Eine staatliche Regulierung von Anlageberatung scheint jedoch keine adäquate Lösung für den bescheidenen Anlageerfolg von Privatinvestoren. So deckt ein anderes aktuelles Forschungspapier aus dem House of Finance auch gravierende Probleme auf der Nachfrageseite auf: Viele Kunden meiden selbst qualifizierte Beratungsangebote und vertrauen lieber auf ihr eigenes, im Durchschnitt mäßiges Anlagegeschick (Bhattacharya et al. 2011). Die Studie zeigt, dass Anleger das Angebot einer kostenlosen, unabhängigen und konfliktfreien Anlageberatung ? der Berater hatte hier keinen finanziellen Anreiz, bestimmte Produkte zu empfehlen ? zu 95 Prozent nicht wahrnehmen. Von den verbleibenden fünf Prozent setzt nur etwa die Hälfte die Empfehlungen des qualifizierten Beraters um, und das auch in nahezu keinem Fall vollständig, obwohl die Empfehlungen durchweg zu einer verbesserten Performance geführt hätten.
Eine Regulierung, die ausschließlich auf der Angebotsseite von Anlageberatung ansetzt, ohne die beschriebenen Probleme auf der Nachfrageseite zu berücksichtigen ? wie etwa die ab Juli einzuführenden Produktinformationsblätter ?, könnte damit ihr Ziel verfehlen. "Die Studienergebnisse lassen Skepsis angebracht erscheinen, ob Produktinformationsblätter den erhofften Transparenz- und Lerneffekt bringen", sagt Andreas Hackethal.
Die Untersuchungen zeigen auch, welcher Personenkreis typischerweise Anlageberatung in Anspruch nimmt.
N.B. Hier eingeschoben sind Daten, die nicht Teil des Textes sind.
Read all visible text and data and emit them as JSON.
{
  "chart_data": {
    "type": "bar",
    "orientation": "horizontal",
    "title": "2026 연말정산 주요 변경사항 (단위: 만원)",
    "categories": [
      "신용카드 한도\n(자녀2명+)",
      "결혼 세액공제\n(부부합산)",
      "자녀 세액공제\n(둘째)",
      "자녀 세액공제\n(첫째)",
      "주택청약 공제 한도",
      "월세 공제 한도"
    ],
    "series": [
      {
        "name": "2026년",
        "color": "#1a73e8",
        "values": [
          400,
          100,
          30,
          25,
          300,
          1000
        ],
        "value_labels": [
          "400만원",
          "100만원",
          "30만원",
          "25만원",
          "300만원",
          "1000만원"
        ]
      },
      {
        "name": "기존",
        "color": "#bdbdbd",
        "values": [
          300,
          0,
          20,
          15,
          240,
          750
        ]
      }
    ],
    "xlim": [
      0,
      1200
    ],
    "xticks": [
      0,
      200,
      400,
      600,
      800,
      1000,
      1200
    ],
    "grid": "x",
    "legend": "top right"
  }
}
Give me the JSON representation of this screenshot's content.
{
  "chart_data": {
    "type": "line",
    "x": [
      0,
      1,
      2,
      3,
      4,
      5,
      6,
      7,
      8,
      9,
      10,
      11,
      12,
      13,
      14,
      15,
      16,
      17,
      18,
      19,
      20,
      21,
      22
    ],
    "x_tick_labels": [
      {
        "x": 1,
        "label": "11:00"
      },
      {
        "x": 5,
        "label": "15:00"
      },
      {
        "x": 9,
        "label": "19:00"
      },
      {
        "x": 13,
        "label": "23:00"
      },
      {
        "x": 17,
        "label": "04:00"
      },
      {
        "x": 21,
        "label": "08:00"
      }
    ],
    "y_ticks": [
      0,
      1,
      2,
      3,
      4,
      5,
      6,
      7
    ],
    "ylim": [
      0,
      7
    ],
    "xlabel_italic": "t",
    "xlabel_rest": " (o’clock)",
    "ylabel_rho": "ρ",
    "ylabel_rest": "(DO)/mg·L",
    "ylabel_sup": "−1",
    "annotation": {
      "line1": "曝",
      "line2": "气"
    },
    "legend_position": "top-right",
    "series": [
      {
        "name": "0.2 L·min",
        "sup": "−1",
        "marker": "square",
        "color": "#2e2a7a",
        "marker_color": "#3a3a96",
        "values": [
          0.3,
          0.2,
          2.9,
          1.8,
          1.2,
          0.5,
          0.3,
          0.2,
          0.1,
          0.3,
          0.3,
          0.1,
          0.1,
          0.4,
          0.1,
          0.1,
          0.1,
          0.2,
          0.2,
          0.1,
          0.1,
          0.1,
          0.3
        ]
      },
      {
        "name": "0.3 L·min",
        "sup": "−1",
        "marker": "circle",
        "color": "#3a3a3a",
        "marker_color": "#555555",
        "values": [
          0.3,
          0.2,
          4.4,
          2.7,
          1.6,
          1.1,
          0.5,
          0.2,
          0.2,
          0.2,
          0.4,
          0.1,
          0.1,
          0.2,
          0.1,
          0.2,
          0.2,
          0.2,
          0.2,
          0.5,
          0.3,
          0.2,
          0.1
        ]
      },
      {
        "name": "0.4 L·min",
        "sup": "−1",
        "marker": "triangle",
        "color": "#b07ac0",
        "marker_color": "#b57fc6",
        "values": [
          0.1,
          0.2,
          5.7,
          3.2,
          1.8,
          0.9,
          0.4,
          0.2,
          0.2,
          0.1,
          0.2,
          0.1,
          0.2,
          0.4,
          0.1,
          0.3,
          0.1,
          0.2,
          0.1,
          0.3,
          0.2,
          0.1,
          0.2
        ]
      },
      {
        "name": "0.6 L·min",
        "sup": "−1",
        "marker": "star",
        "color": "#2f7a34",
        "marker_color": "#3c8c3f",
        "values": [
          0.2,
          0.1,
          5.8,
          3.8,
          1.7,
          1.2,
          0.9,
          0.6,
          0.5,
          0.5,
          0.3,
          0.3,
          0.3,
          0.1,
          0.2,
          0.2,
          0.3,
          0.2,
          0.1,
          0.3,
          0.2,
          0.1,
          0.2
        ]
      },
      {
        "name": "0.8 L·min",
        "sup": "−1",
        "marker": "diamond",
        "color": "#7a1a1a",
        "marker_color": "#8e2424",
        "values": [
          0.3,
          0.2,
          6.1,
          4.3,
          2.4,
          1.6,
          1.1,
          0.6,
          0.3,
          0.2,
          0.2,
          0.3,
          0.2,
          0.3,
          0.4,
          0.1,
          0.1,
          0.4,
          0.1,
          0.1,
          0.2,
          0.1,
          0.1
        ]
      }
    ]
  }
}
So suchen überwiegend ältere, wohlhabendere und erfahrenere Investoren einen Berater auf. "Nach unseren Ergebnissen sollte man die Vermutung korrigieren, dass sich Finanzberatung vor allem an unerfahrene und deshalb besonders schützenswerte Investoren richtet", so Andreas Hackethal.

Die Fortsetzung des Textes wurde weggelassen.